Respect Context

Picking up on a post from earlier this week, let me continue on this thread of "context is everything."

Consider the topics of gentrification in particular, or social justice more broadly.  We can speak, even eloquently and thoughtfully and precisely, from a place of contemplating the current dynamics of economics and criminal justice and human behavior and race, and yet ring hollow to many in the conversation.  How can that be?  It can be so if we do not pay some respect to the historical context in which such issues have emerged.  If we have not acknowledged the injustice and the violence that preceded and created our current times, and the state-sponsored complicity of it all, then for many we have missed the thing right in front of our eyes, and our interpretations and interventions are of no good.  Past motives and actions may not baked into present ones.  But to ignore them is to have no validity in the eyes of many to be able to speak to present ones.

I think about this a lot as a Christian, and not just because it is my hope that I can speak to issues of gentrification and social justice in a way that is eloquent and thoughtful and precise and also that is respectful of the injustice and violence that preceded and created our current times.  But I think about this a lot too because I think about what is an effective Christian witness in today's society.  And I worry that much of what passes for Christian witness in today's society is ineffective, because it comes across as intolerant, tone-deaf, and privileged, and I am particularly pointing a finger at myself and others who are well-educated and affluent Christians.
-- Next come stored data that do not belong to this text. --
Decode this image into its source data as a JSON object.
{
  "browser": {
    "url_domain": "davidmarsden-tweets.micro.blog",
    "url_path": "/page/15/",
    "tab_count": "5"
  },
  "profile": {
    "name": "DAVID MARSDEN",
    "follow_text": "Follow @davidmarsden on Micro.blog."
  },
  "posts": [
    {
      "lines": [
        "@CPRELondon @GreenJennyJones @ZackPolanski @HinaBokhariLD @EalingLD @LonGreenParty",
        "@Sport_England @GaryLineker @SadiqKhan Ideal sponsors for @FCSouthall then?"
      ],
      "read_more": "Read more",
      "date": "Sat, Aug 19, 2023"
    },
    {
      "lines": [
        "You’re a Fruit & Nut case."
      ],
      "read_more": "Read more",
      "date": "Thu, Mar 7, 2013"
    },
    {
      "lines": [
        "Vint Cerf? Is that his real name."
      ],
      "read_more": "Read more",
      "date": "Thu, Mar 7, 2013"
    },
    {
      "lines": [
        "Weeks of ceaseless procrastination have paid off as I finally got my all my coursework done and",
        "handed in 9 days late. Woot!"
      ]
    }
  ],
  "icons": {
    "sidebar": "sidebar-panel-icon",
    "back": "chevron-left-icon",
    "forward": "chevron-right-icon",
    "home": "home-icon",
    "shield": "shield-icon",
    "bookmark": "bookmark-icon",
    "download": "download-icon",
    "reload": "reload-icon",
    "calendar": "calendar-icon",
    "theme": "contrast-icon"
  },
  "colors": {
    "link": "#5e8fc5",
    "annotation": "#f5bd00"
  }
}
Sounds harsh, no?  But think about it.  When we describe the Christian life, how often do we speak of a closed community within which we have adopted a set of norms that work for us but provide no grace or goodness to others?  Would our prayers offer any point of connection to people different from us, or are they the sickly sweet petitions of someone who has never faced any real kind of adversity or oppression or want or pain?  Do we even have any real intersection with "the world out there"?  We describe "the world" as dark and lost and needy and dead, and we conceptually understand that it is not "out there" but all around us; and yet when do we actually connect with it, dine with it, really talk and touch with it?

The terrible irony is that it isn't actually that much of a stretch to provide that sort of context in our Christian witness.  After all, we follow and represent a God who is "well acquainted with sorrows," who wept over a lost city, who lost His only son, who endured betrayal and injustice and violence and abandonment.  And, many of us, even those who live in upper middle class comfort, are not strangers to sorrow.  We have lost loved ones, made terrible mistakes that have visited ruin on ourselves and others, and struggled with unspeakably dark emotional issues.

And yet in much of modern day Christianity in affluent communities, our outwardly lived life is one of near-perfection, our only "flaw" being how hard we are on ourselves for striving for such near-perfection.  Do our Christian circles accommodate people who are falling apart, whose marriages are fraying, whose prayer requests are the ones that cause people to step back and say "whoa"?  Again, the terrible irony is that our pride keeps us from living in this way, and from creating Christian communities that are this welcoming, and yet it is this very sense of deep imperfection and resulting desperation that is the best and most context-laden witness to the world around us.

When those who do not believe in Jesus see us parade around like some well-choreographed country club, there is disinterest or even disdain.  But when we are our true selves before each other and before our God, and when we speak of a God who was mocked and whipped and railroaded through a dubious trial to suffer an outrageous and publicly humiliating execution, then we may hold some relevance to their real pains and their real issues.  Let's hope for that kind of Christian witness today, the one that is true to the context of the God we worship and the flawed and broken condition in which we worship Him.